As access methods to plant-wide IACS networks expand, the complexity of managing network access security and controlling unknown risks continues to increase. With a growing demand for in-plant access by trusted industry partners (for example, system integrator, OEM, or IACS vendor), IACS applications within the CPwE architecture (Figure 1) face continuous threats such as malware propagation, data exfiltration, network scanning, and so on. Furthermore, industrial operations face additional challenges such as legacy systems, lack of visibility on what type of IACS assets and devices are on the IACS network, and lack of security skills for the OT team.
No single product, technology, or methodology can fully secure plant-wide architectures. Protecting IACS assets requires a holistic defense-in-depth security approach that addresses internal and external security threats. This approach uses multiple layers of defense (administrative, technical, and physical) utilizing diverse technologies for threat detection and prevention, implemented by different personas, and applied at separate levels of the IACS architecture.

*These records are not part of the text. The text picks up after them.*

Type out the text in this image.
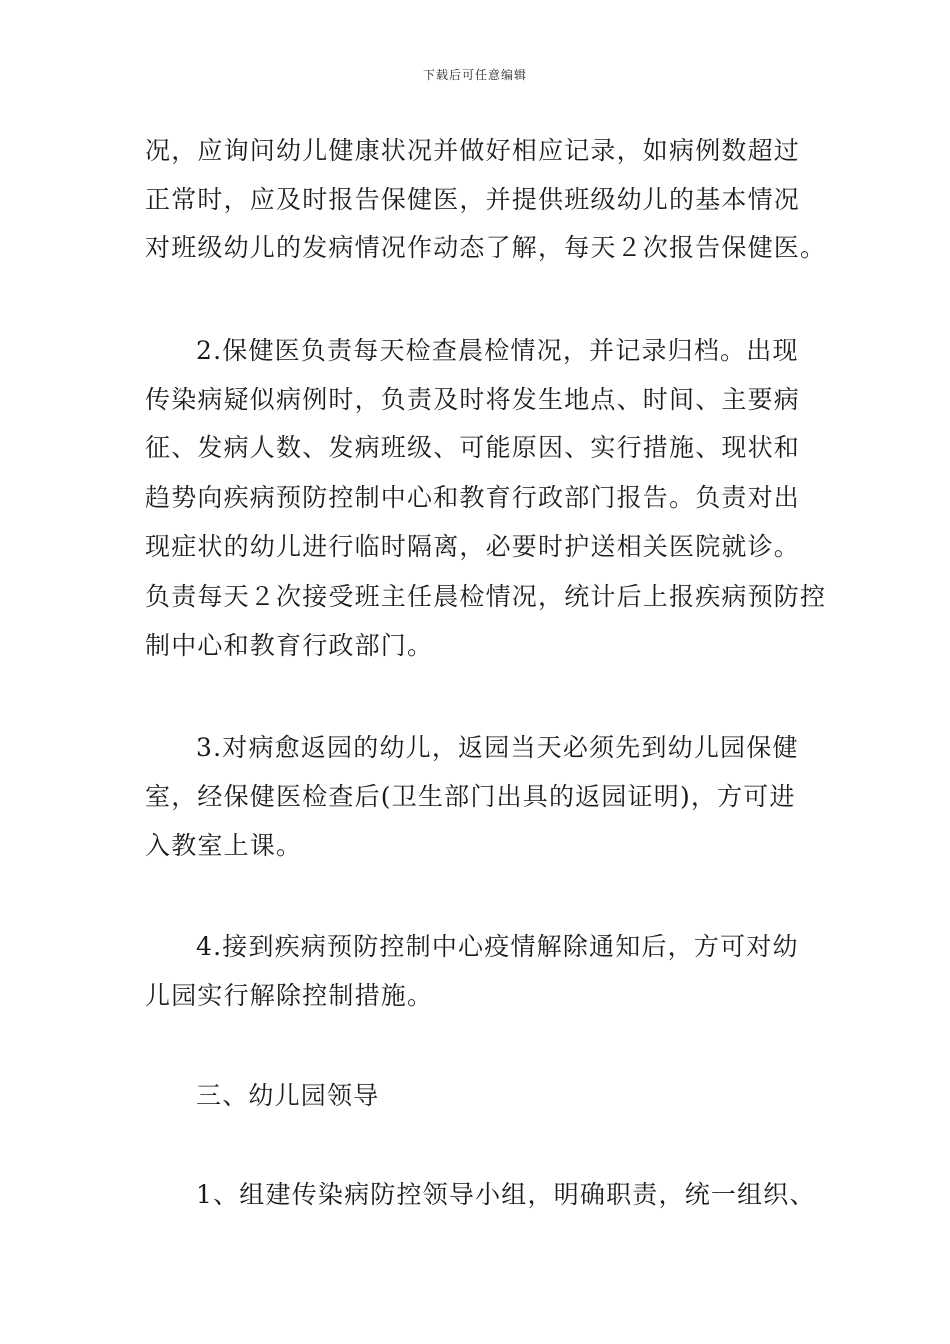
下载后可任意编辑
况，应询问幼儿健康状况并做好相应记录，如病例数超过
正常时，应及时报告保健医，并提供班级幼儿的基本情况
对班级幼儿的发病情况作动态了解，每天２次报告保健医。
2.保健医负责每天检查晨检情况，并记录归档。出现
传染病疑似病例时，负责及时将发生地点、时间、主要病
征、发病人数、发病班级、可能原因、实行措施、现状和
趋势向疾病预防控制中心和教育行政部门报告。负责对出
现症状的幼儿进行临时隔离，必要时护送相关医院就诊。
负责每天２次接受班主任晨检情况，统计后上报疾病预防控
制中心和教育行政部门。
3.对病愈返园的幼儿，返园当天必须先到幼儿园保健
室，经保健医检查后(卫生部门出具的返园证明)，方可进
入教室上课。
4.接到疾病预防控制中心疫情解除通知后，方可对幼
儿园实行解除控制措施。
三、幼儿园领导
1、组建传染病防控领导小组，明确职责，统一组织、
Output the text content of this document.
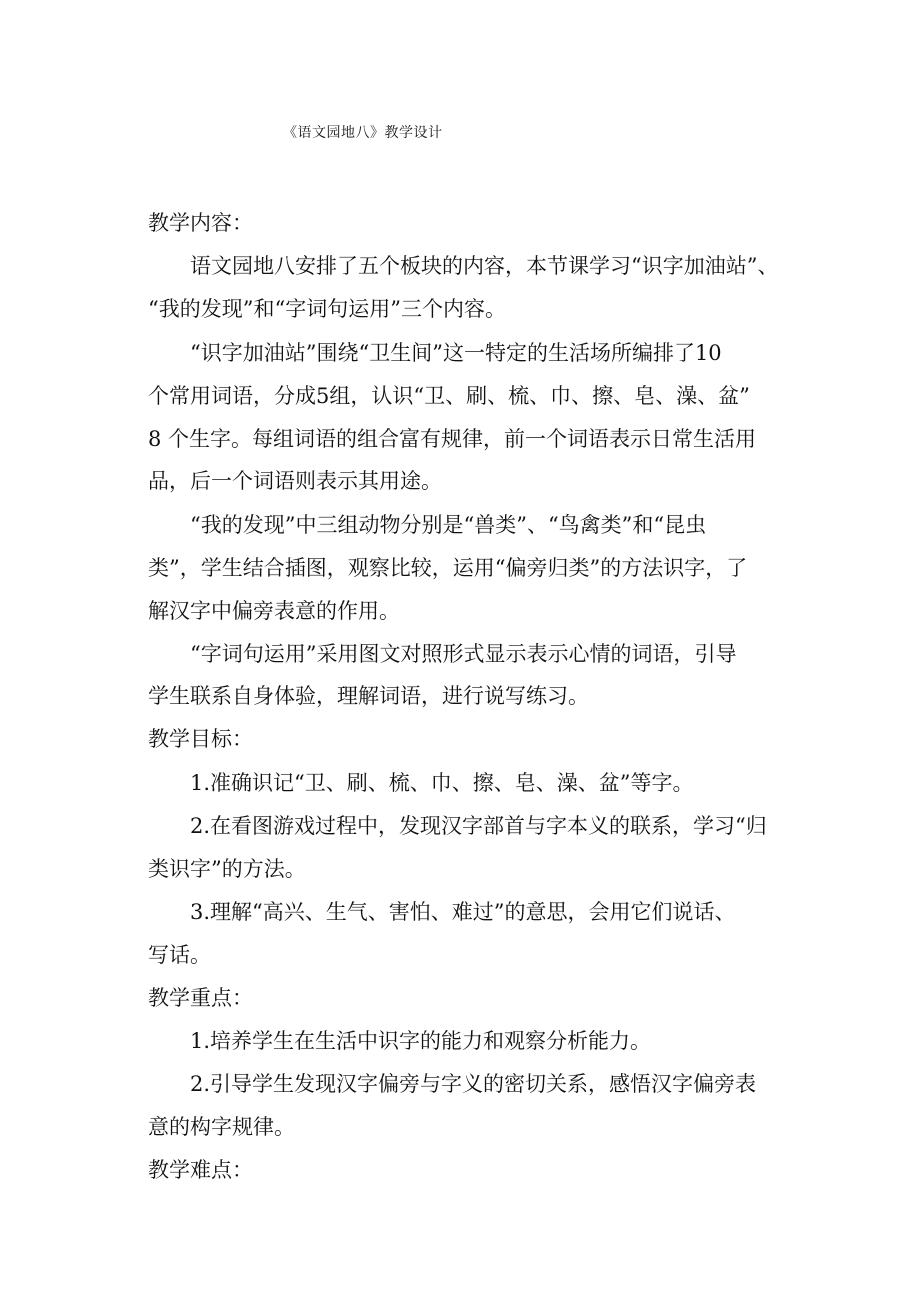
《语文园地八》教学设计
教学内容：
语文园地八安排了五个板块的内容，本节课学习“识字加油站”、
“我的发现”和“字词句运用”三个内容。
“识字加油站”围绕“卫生间”这一特定的生活场所编排了10
个常用词语，分成5组，认识“卫、刷、梳、巾、擦、皂、澡、盆”
8 个生字。每组词语的组合富有规律，前一个词语表示日常生活用
品，后一个词语则表示其用途。
“我的发现”中三组动物分别是“兽类”、“鸟禽类”和“昆虫
类”，学生结合插图，观察比较，运用“偏旁归类”的方法识字，了
解汉字中偏旁表意的作用。
“字词句运用”采用图文对照形式显示表示心情的词语，引导
学生联系自身体验，理解词语，进行说写练习。
教学目标：
1.准确识记“卫、刷、梳、巾、擦、皂、澡、盆”等字。
2.在看图游戏过程中，发现汉字部首与字本义的联系，学习“归
类识字”的方法。
3.理解“高兴、生气、害怕、难过”的意思，会用它们说话、
写话。
教学重点：
1.培养学生在生活中识字的能力和观察分析能力。
2.引导学生发现汉字偏旁与字义的密切关系，感悟汉字偏旁表
意的构字规律。
教学难点：
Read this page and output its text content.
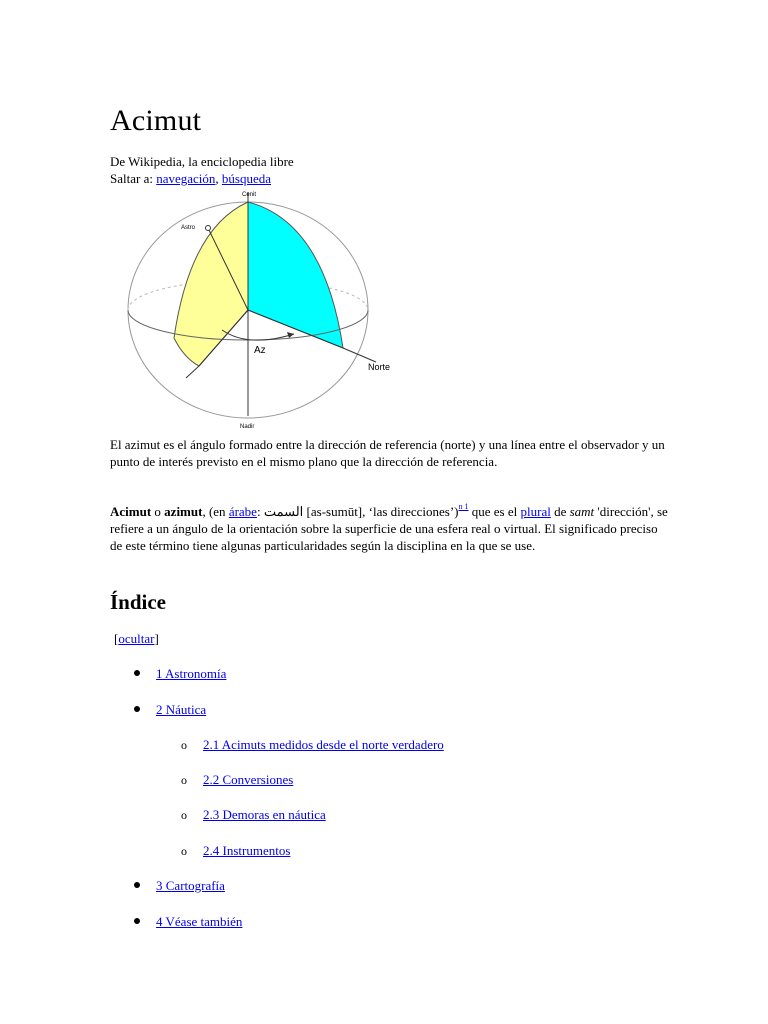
Acimut
De Wikipedia, la enciclopedia libre
Saltar a: navegación, búsqueda
Cenit
Astro
Az
Norte
Nadir

El azimut es el ángulo formado entre la dirección de referencia (norte) y una línea entre el observador y un punto de interés previsto en el mismo plano que la dirección de referencia.

Acimut o azimut, (en árabe: السمت [as-sumūt], ‘las direcciones’)$^{n 1}$ que es el plural de samt 'dirección', se refiere a un ángulo de la orientación sobre la superficie de una esfera real o virtual. El significado preciso de este término tiene algunas particularidades según la disciplina en la que se use.

Índice
[ocultar]
1 Astronomía
2 Náutica
o 2.1 Acimuts medidos desde el norte verdadero
o 2.2 Conversiones
o 2.3 Demoras en náutica
o 2.4 Instrumentos
3 Cartografía
4 Véase también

Defense-in-depth applies policies and procedures that address many different types of threats. The CPwE Industrial Security Framework (Figure 2), using a defense-in-depth approach, is aligned to industrial security standards such as IEC-62443 (formerly ISA99), Industrial Automation and Control Systems (IACS) Security, and NIST 800-82 Industrial Control System (ICS) Security.
With all the opportunities and challenges faced by industrial operations, there is a strong need in manufacturing and heavy industry markets for the following requirements:
- Visibility —Visibility of the current network devices and IACS assets present in the IACS network is very critical for the OT-IT security team to design and deploy a comprehensive industrial security access policy. Existing IT network monitoring tools are unable to gain full visibility of IACS network devices and IACS assets in a plant-wide network because the IACS assets communicate with IACS protocols. There is a need for a network monitoring tool (NMT) that can gain full visibility of IACS assets present in a plant-wide IACS network and pass this information to a security access policy design and implementation solution.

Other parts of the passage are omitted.